EMBATTLED power utility, Zimbabwe Electricity Supply Authority’s (ZESA) workers are set to embark on a crippling strike over wage related issues.

The latest development is a hard blow for citizens and companies already experiencing excruciating electricity outages, sometimes running for periods in excess of 20 hours a day, in the process reversing economic gains made so far due to depressed industrial productivity.

Despite government making one promise after the other to the effect that the power situation will soon improve, nothing much has transpired on the ground.

Letters sent to the power utility’s workforce countrywide by the sector’s unions revealed details on the impending industrial action which, if not urgently solved, is likely to worsen the already terrible power situation.

“We refer to the above matter and advise that the National Energy Workers |Union of Zimbabwe (NEWUZ), Energy Sector Workers Union of Zimbabwe (ESWUZ) and the Zimbabwe Energy Workers Union (ZEWU) have jointly given notice to ZESA of our intent to resort to collective job action .

“It is clear that ZESA selects to destroy the unions by various actions. We therefore call upon you to rise in defence of the unions. Consequently members are enjoined to await signals from the unions,” the workers representatives said.

The workers groups have since notified ZESA of their intention to embark on crippling industrial action in terms of Section 104 (4) (b) of the Labour Act

“The grounds for the intended action are that ZESA refuses to implement the 2022 arbitral award. It refuses to engage the unions for 2023 Collective Bargaining Negotiations. It is unlawfully withholding union dues.

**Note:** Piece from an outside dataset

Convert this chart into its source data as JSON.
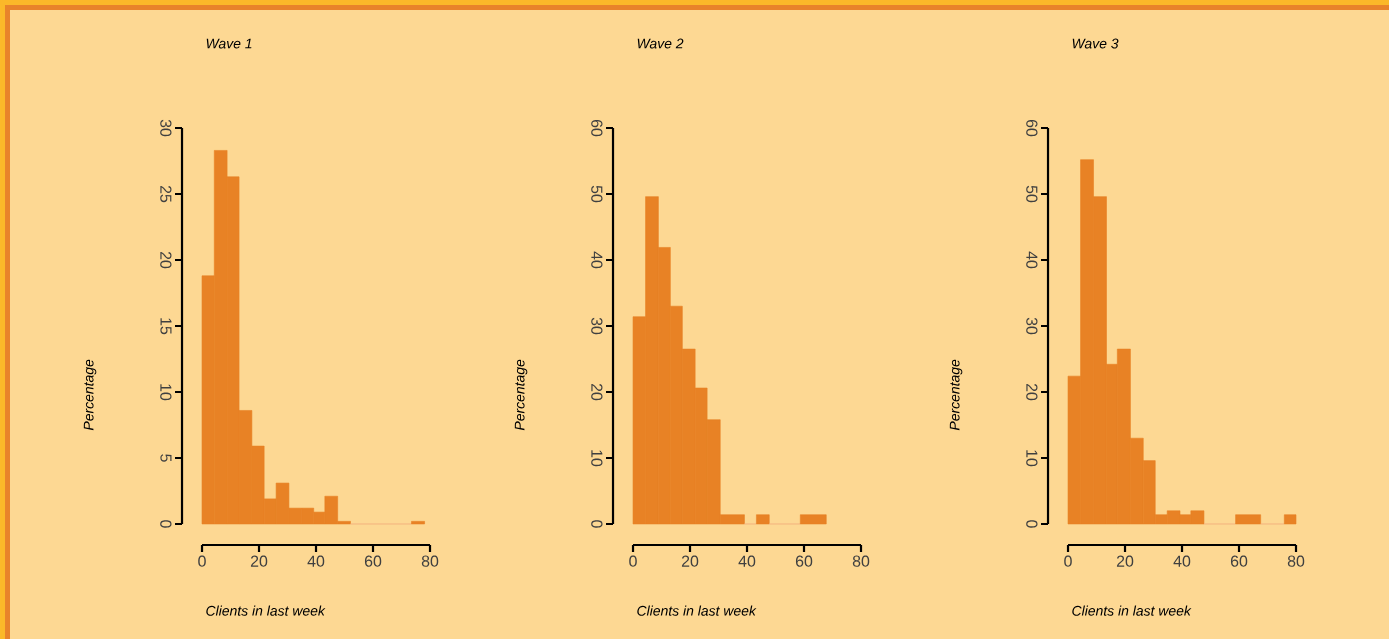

“ZESA’s actions are calculated to cripple the unions’ operations, render them useless and destroy them,” the notice to the employer reads in part.

The unions also accuse the employer of shooting down any request for dialogue in order to secure a lasting solution to the issues.

“In the premise, claimants are left with no other way to effectively defend their existence but to resort to collective job action,” the unions added.

Speaking to, NEWUZ secretary general, Thomas Masvingwe said the obtaining situation is now unbearable.

“We had a deadlock at collective bargaining for 2022. The dispute was referred to arbitration which ruled that the minimum wage at A1 be US$215 payable at prevailing interbank rate but the employer continues to ignore the award despite other companies in the industry having implemented the directive.

“ZESA also continues to hold on to three months long union dues despite having deducted the monies from our members,” he said.